Saxon Times

Page last updated: 29 May 2023, 2:03pm

Although archaeologists and historians are beginning to shine lights on ‘The Dark Ages’ there is always going to be a lack of detailed information from before 1500 about small villages like Sutton Benger and Draycot Cerne. But historians are confident that the Saxons established farms, farmsteads and settlements along the River Avon following the Battle of Dyrham in 577, when the Wessex (West Saxon) King Ceawlin was victorious and gained control of the area from Bath to Cirencester to Gloucester. One of the reasons for this confidence is that the names of the villages have Old English / Saxon roots: Sutton (meaning ‘south farm’), Draycot (‘house or cottage where drays are kept’) and Christian Malford (‘ford by a cross’). The land along the Avon was especially fertile, at a time when there were large forests to the south of Chippenham and to the north and east of Malmesbury. Both towns grew in importance in the period 600 – 1000, and provided outlets for any surplus produce that was grown in the surrounding settlements. Those settlements were gradually parcelled up and given to religious or secular Lords to create larger estates; and there are various Charters which document these transfers of land, and provide the earliest written evidence of our villages.

The earliest reference to a local settlement appears to be a transfer of land to Abbot Aldhelm at Malmesbury in the year 688; the land is around the River Avene (Avon) near Stercanlei (identified as Startley) and Cnebbanburg (identified as Nabal’s Farm). A copy of a Malmesbury Abbey charter (dated 854) lists various parcels of land given to it by King Æthelwulf, including 5 hides (about 500 acres) at Suttune. In 940 there is reference to a transfer by King Edmund of land at Langelegh (Kington Langley) that probably includes Draycot Cerne, while in a separate charter the same year there is a transfer of land at Cristemalford to Abbot Dunstan at Malmesbury.

Domesday Book (1086) mentions both Draycot Cerne and Christian Malford, but not Sutton Benger.
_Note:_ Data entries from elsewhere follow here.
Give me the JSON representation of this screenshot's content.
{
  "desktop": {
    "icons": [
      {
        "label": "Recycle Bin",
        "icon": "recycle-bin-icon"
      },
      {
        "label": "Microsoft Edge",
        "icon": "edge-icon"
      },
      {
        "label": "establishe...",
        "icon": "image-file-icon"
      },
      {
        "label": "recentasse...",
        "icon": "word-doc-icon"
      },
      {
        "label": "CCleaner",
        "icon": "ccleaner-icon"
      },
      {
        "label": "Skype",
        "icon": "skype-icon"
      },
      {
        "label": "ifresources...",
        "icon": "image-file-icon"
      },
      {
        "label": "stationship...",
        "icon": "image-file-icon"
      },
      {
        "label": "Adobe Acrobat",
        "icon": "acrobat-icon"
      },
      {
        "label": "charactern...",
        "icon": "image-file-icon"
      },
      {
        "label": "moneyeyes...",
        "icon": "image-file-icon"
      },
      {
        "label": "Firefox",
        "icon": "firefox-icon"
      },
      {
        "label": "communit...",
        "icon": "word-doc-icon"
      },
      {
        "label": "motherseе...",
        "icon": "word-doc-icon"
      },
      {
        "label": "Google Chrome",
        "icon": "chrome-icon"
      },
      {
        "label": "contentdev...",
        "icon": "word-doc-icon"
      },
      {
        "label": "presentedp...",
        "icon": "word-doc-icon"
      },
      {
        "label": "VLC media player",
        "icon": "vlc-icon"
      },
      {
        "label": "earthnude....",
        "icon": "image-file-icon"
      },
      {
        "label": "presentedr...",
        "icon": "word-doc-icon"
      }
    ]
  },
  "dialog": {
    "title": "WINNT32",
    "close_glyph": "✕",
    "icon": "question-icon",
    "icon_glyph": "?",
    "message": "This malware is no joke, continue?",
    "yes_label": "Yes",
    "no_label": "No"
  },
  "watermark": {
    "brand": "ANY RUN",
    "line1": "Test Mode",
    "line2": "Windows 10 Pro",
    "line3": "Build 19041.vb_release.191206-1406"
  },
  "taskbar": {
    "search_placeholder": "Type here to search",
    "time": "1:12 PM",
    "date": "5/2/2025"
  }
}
By that time, 10 hides at Sutton Benger were - for some reason lost in history - part of the Manor of Brokenborough.

The Registrum Malmesburiense (The Register of Malmesbury Abbey), dated to the mid-1200s, references a road from Chippenham to Sutton Benger which was probably in existence much earlier; it passed through Draycot Cerne and continued on to the bridge over the Avon at Christian Malford.